GOVERNMENT OF INDIA
MINISTRY OF COMMUNICATIONS
DEPARTMENT OF TELECOMMUNICATIONS
UNSTARRED QUESTION NO. 3411
TO BE ANSWERED ON 31ST MARCH, 2017
CENTRALIZED MONITORING SYSTEM
Will the Minister of COMMUNICATIONS be pleased to state:
(a)The status of operationality of the Centralized Monitoring Systems (CMS);
(b)The objectives behind having the CMS;
(c)Whether the data monitored by the CMS would be shared by third parties; and
(d)Given the lack of privacy protection measures, the steps taken by Government to ensure that the privacy rights of the citizens are not breached by the CMS?
THE MINISTER OF STATE (IC) OF THE MINISTRY OF COMMUNICATIONS & MINISTER OF STATE IN THE MINISTRY OF RAILWAYS
(SHRI MANOJ SINHA)
(a)& (b) Sir, Government has decide to set up the Centralized Monitoring System (CMS) to automate the process of Lawful Interception & Monitoring of telecommunications. Technology development and pilot trials have been completed. 18 Regional Monitoring Centers (RMC) out of 21 RMC have been technically commissioned. The remaining 3 RMC and Disaster Recovery Centre for CMS are likely to be completed by near end.
(c) Lawfully intercepted information/data is meant for designated Law Enforcement Agencies (LEAs) as envisaged under Section 5(2) of Indian Telegraph Act, 1885 read with rule 419A of Indian Telegraph (Amendment) Rules, 2007. The lawfully intercepted data monitored by CMS will not be shared with third parties.

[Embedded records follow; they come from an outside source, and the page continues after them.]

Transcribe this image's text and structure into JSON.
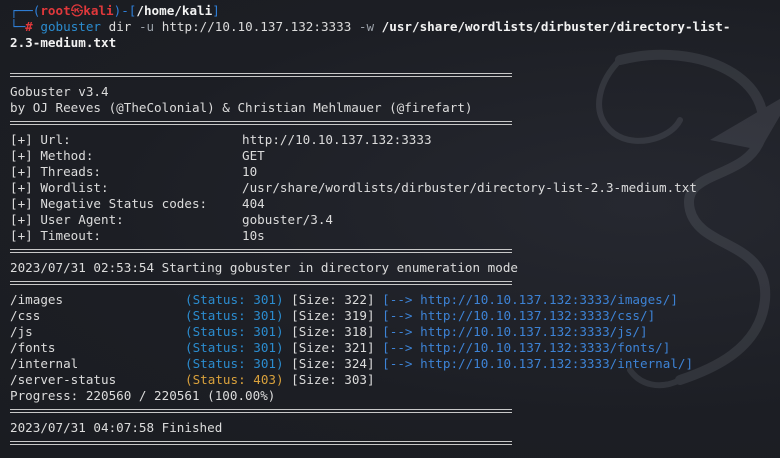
{
  "prompt": {
    "corner_top": "┌──(",
    "user": "root",
    "at_symbol": "㉿",
    "host": "kali",
    "mid": ")-[",
    "path": "/home/kali",
    "end": "]",
    "corner_bottom": "└─",
    "hash": "#",
    "cmd_bin": "gobuster",
    "cmd_sub": "dir",
    "flag_u": "-u",
    "url_arg": "http://10.10.137.132:3333",
    "flag_w": "-w",
    "wordlist_arg_1": "/usr/share/wordlists/dirbuster/directory-list-",
    "wordlist_arg_2": "2.3-medium.txt"
  },
  "banner": {
    "title": "Gobuster v3.4",
    "authors": "by OJ Reeves (@TheColonial) & Christian Mehlmauer (@firefart)"
  },
  "config": [
    {
      "key": "[+] Url:",
      "value": "http://10.10.137.132:3333"
    },
    {
      "key": "[+] Method:",
      "value": "GET"
    },
    {
      "key": "[+] Threads:",
      "value": "10"
    },
    {
      "key": "[+] Wordlist:",
      "value": "/usr/share/wordlists/dirbuster/directory-list-2.3-medium.txt"
    },
    {
      "key": "[+] Negative Status codes:",
      "value": "404"
    },
    {
      "key": "[+] User Agent:",
      "value": "gobuster/3.4"
    },
    {
      "key": "[+] Timeout:",
      "value": "10s"
    }
  ],
  "start_message": "2023/07/31 02:53:54 Starting gobuster in directory enumeration mode",
  "results": [
    {
      "path": "/images",
      "status": "(Status: 301)",
      "size": "[Size: 322]",
      "arrow": "[-->",
      "redirect": "http://10.10.137.132:3333/images/]"
    },
    {
      "path": "/css",
      "status": "(Status: 301)",
      "size": "[Size: 319]",
      "arrow": "[-->",
      "redirect": "http://10.10.137.132:3333/css/]"
    },
    {
      "path": "/js",
      "status": "(Status: 301)",
      "size": "[Size: 318]",
      "arrow": "[-->",
      "redirect": "http://10.10.137.132:3333/js/]"
    },
    {
      "path": "/fonts",
      "status": "(Status: 301)",
      "size": "[Size: 321]",
      "arrow": "[-->",
      "redirect": "http://10.10.137.132:3333/fonts/]"
    },
    {
      "path": "/internal",
      "status": "(Status: 301)",
      "size": "[Size: 324]",
      "arrow": "[-->",
      "redirect": "http://10.10.137.132:3333/internal/]"
    },
    {
      "path": "/server-status",
      "status": "(Status: 403)",
      "size": "[Size: 303]",
      "arrow": "",
      "redirect": ""
    }
  ],
  "progress": "Progress: 220560 / 220561 (100.00%)",
  "finish_message": "2023/07/31 04:07:58 Finished",
  "colors": {
    "background": "#1c1e24",
    "prompt_frame": "#2f7fd8",
    "prompt_user": "#e0383b",
    "status_301": "#2b8ccf",
    "status_403": "#d9a13c",
    "redirect_link": "#3d83d6"
  }
}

(d)Privacy protection mechanism have been incorporated in CMS. Information in transit and storage in the CMS network is encrypted and can be accessed by the desingnated LEAs only. Moreover, Government has also instructed Telecom Service Providers/Internet Service Providers under Unified License (Similar provisions in other Licenses also) to protect the interest of the stakeholders/customers and privacy of the individual as indicated below:
“37.2 Subject to terms and conditions of the license, the Licensee shall take all necessary steps to safeguard the privacy and confidentiality of any information about a third party and its business to whom it provides the Service and from whom it has acquired such information by the Service provided and shall use its best endeavors to secure that:
Provided the above para shall not apply where:
a)The information relates to a specific party and that party has consented in writing to such information being divulged or used, and such information is divulged or used in accordance with the terms of that consent; or
b)The information is already open to the public and otherwise known.

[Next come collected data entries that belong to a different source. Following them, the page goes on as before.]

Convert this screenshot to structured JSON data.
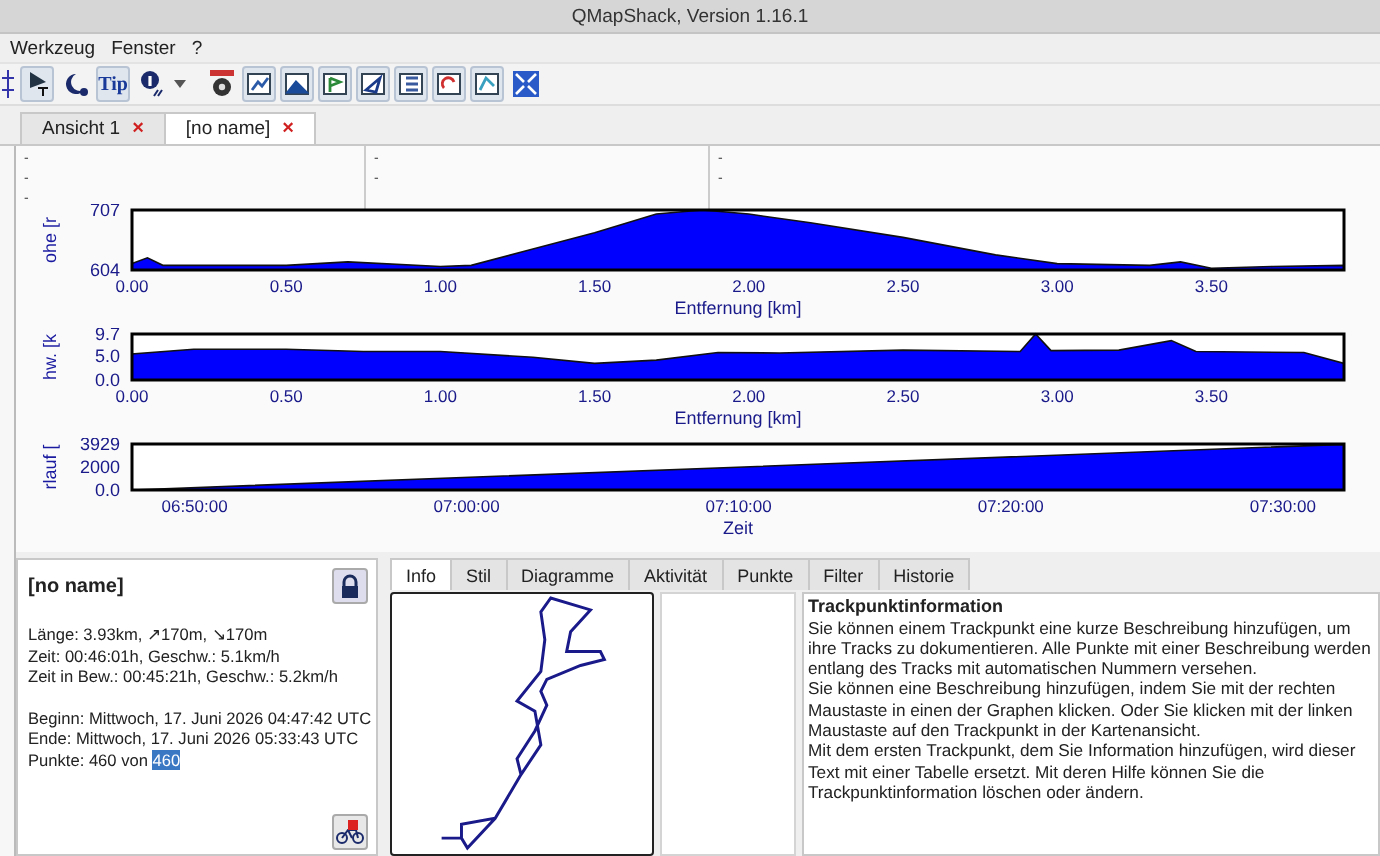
{
  "window": {
    "title": "QMapShack, Version 1.16.1"
  },
  "menu": [
    "Werkzeug",
    "Fenster",
    "?"
  ],
  "toolbar": {
    "tip_label": "Tip"
  },
  "view_tabs": [
    {
      "label": "Ansicht 1",
      "close": "×",
      "selected": false
    },
    {
      "label": "[no name]",
      "close": "×",
      "selected": true
    }
  ],
  "info_columns": [
    [
      "-",
      "-",
      "-"
    ],
    [
      "-",
      "-"
    ],
    [
      "-",
      "-"
    ]
  ],
  "charts": [
    {
      "chart_data": {
        "type": "area",
        "ylabel": "ohe [r",
        "xlabel": "Entfernung [km]",
        "x": [
          0,
          0.05,
          0.1,
          0.5,
          0.7,
          1.0,
          1.1,
          1.3,
          1.5,
          1.7,
          1.85,
          2.0,
          2.2,
          2.5,
          2.8,
          3.0,
          3.3,
          3.4,
          3.5,
          3.7,
          3.93
        ],
        "series": [
          {
            "color": "#0000ff",
            "values": [
              615,
              625,
              612,
              612,
              618,
              610,
              612,
              640,
              668,
              700,
              707,
              700,
              685,
              660,
              630,
              615,
              612,
              618,
              607,
              610,
              612
            ]
          }
        ],
        "xlim": [
          0,
          3.93
        ],
        "ylim": [
          604,
          707
        ],
        "yticks": [
          604,
          707
        ],
        "xticks": [
          {
            "value": 0,
            "label": "0.00"
          },
          {
            "value": 0.5,
            "label": "0.50"
          },
          {
            "value": 1,
            "label": "1.00"
          },
          {
            "value": 1.5,
            "label": "1.50"
          },
          {
            "value": 2,
            "label": "2.00"
          },
          {
            "value": 2.5,
            "label": "2.50"
          },
          {
            "value": 3,
            "label": "3.00"
          },
          {
            "value": 3.5,
            "label": "3.50"
          }
        ]
      }
    },
    {
      "chart_data": {
        "type": "area",
        "ylabel": "hw. [k",
        "xlabel": "Entfernung [km]",
        "x": [
          0,
          0.2,
          0.5,
          0.75,
          1.0,
          1.3,
          1.5,
          1.7,
          1.9,
          2.1,
          2.5,
          2.88,
          2.93,
          2.98,
          3.2,
          3.37,
          3.45,
          3.8,
          3.93
        ],
        "series": [
          {
            "color": "#0000ff",
            "values": [
              5.5,
              6.5,
              6.5,
              6,
              6,
              4.8,
              3.5,
              4.2,
              5.8,
              5.7,
              6.3,
              6,
              9.7,
              6.2,
              6.3,
              8.3,
              6,
              5.8,
              3.5
            ]
          }
        ],
        "xlim": [
          0,
          3.93
        ],
        "ylim": [
          0,
          9.7
        ],
        "yticks": [
          {
            "value": 0,
            "label": "0.0"
          },
          {
            "value": 5,
            "label": "5.0"
          },
          {
            "value": 9.7,
            "label": "9.7"
          }
        ],
        "xticks": [
          {
            "value": 0,
            "label": "0.00"
          },
          {
            "value": 0.5,
            "label": "0.50"
          },
          {
            "value": 1,
            "label": "1.00"
          },
          {
            "value": 1.5,
            "label": "1.50"
          },
          {
            "value": 2,
            "label": "2.00"
          },
          {
            "value": 2.5,
            "label": "2.50"
          },
          {
            "value": 3,
            "label": "3.00"
          },
          {
            "value": 3.5,
            "label": "3.50"
          }
        ]
      }
    },
    {
      "chart_data": {
        "type": "area",
        "ylabel": "rlauf [",
        "xlabel": "Zeit",
        "x": [
          24462,
          27135
        ],
        "series": [
          {
            "color": "#0000ff",
            "values": [
              0,
              3900
            ]
          }
        ],
        "xlim": [
          24462,
          27135
        ],
        "ylim": [
          0,
          3929
        ],
        "yticks": [
          {
            "value": 0,
            "label": "0.0"
          },
          2000,
          3929
        ],
        "xticks": [
          {
            "value": 24600,
            "label": "06:50:00"
          },
          {
            "value": 25200,
            "label": "07:00:00"
          },
          {
            "value": 25800,
            "label": "07:10:00"
          },
          {
            "value": 26400,
            "label": "07:20:00"
          },
          {
            "value": 27000,
            "label": "07:30:00"
          }
        ]
      }
    }
  ],
  "track": {
    "name": "[no name]",
    "stats": [
      "Länge: 3.93km, ↗170m, ↘170m",
      "Zeit: 00:46:01h, Geschw.: 5.1km/h",
      "Zeit in Bew.: 00:45:21h, Geschw.: 5.2km/h"
    ],
    "times": [
      "Beginn: Mittwoch, 17. Juni 2026 04:47:42 UTC",
      "Ende: Mittwoch, 17. Juni 2026 05:33:43 UTC"
    ],
    "points": {
      "text": "Punkte: 460 von ",
      "highlight": "460",
      "selected": true
    },
    "locked": true
  },
  "detail_tabs": [
    {
      "label": "Info",
      "selected": true
    },
    {
      "label": "Stil",
      "selected": false
    },
    {
      "label": "Diagramme",
      "selected": false
    },
    {
      "label": "Aktivität",
      "selected": false
    },
    {
      "label": "Punkte",
      "selected": false
    },
    {
      "label": "Filter",
      "selected": false
    },
    {
      "label": "Historie",
      "selected": false
    }
  ],
  "trackpoint_info": {
    "title": "Trackpunktinformation",
    "paragraphs": [
      "Sie können einem Trackpunkt eine kurze Beschreibung hinzufügen, um ihre Tracks zu dokumentieren. Alle Punkte mit einer Beschreibung werden entlang des Tracks mit automatischen Nummern versehen.",
      "Sie können eine Beschreibung hinzufügen, indem Sie mit der rechten Maustaste in einen der Graphen klicken. Oder Sie klicken mit der linken Maustaste auf den Trackpunkt in der Kartenansicht.",
      "Mit dem ersten Trackpunkt, dem Sie Information hinzufügen, wird dieser Text mit einer Tabelle ersetzt. Mit deren Hilfe können Sie die Trackpunktinformation löschen oder ändern."
    ]
  }
}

37.3 The Licensee shall take necessary steps to ensure that the Licensee and any person (s) acting on its behalf observe confidentiality of customer information.

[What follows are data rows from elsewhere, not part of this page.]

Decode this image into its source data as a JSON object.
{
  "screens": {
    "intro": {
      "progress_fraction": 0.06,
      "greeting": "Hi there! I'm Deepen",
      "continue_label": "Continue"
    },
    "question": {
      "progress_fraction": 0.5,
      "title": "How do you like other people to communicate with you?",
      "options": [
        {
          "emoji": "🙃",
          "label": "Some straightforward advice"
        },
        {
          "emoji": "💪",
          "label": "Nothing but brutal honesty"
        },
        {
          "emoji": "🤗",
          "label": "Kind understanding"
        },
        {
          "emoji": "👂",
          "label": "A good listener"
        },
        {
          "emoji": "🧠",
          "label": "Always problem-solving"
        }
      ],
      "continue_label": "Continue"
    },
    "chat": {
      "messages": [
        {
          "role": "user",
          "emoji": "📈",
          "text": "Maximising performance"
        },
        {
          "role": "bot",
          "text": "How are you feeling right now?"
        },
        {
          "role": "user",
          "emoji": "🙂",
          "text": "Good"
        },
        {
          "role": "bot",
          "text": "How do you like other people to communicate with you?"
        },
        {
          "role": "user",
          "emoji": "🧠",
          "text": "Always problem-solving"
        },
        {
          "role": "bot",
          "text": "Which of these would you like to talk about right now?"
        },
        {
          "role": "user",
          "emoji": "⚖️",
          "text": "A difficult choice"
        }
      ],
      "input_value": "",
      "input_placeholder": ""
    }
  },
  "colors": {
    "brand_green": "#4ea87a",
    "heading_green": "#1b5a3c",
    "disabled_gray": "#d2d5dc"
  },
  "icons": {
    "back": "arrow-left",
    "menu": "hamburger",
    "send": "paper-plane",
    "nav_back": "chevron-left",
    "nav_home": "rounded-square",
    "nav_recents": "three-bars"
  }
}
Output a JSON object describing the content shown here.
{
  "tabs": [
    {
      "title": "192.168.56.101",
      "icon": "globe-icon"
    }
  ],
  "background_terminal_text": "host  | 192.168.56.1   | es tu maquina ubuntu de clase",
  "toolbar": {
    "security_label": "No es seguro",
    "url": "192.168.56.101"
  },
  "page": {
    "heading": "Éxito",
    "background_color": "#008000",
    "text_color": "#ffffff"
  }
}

39.4 The LICENSEE shall ensure protection of privacy of communication and ensure that unauthorized interception of messages does not take place.
39.23(xix) In order to maintain the privacy of voice and data, monitoring shall be in accordance with rules in this regard under Indian Telegraph Act, 1885”.
Moreover, lawful interception and monitoring is governed by the Section 5 (2) of Indian Telegraph Act, 1885 read with Rule 419A of Indian Telegraph (Amendment) Rules, 2007 wherein oversight mechanism exists in form of review committee under chairmanship of the Cabinet Secretary at Central Government level and Chief Secretary of the State at the State Government level. The same mechanism is applicable for the interception under the CMS also. Additionally, CMS has inbuilt mechanism of check and balance as Security Agenices/Law Enforcement Agencies cannot provision the target and the provisioning agency cannot see the content.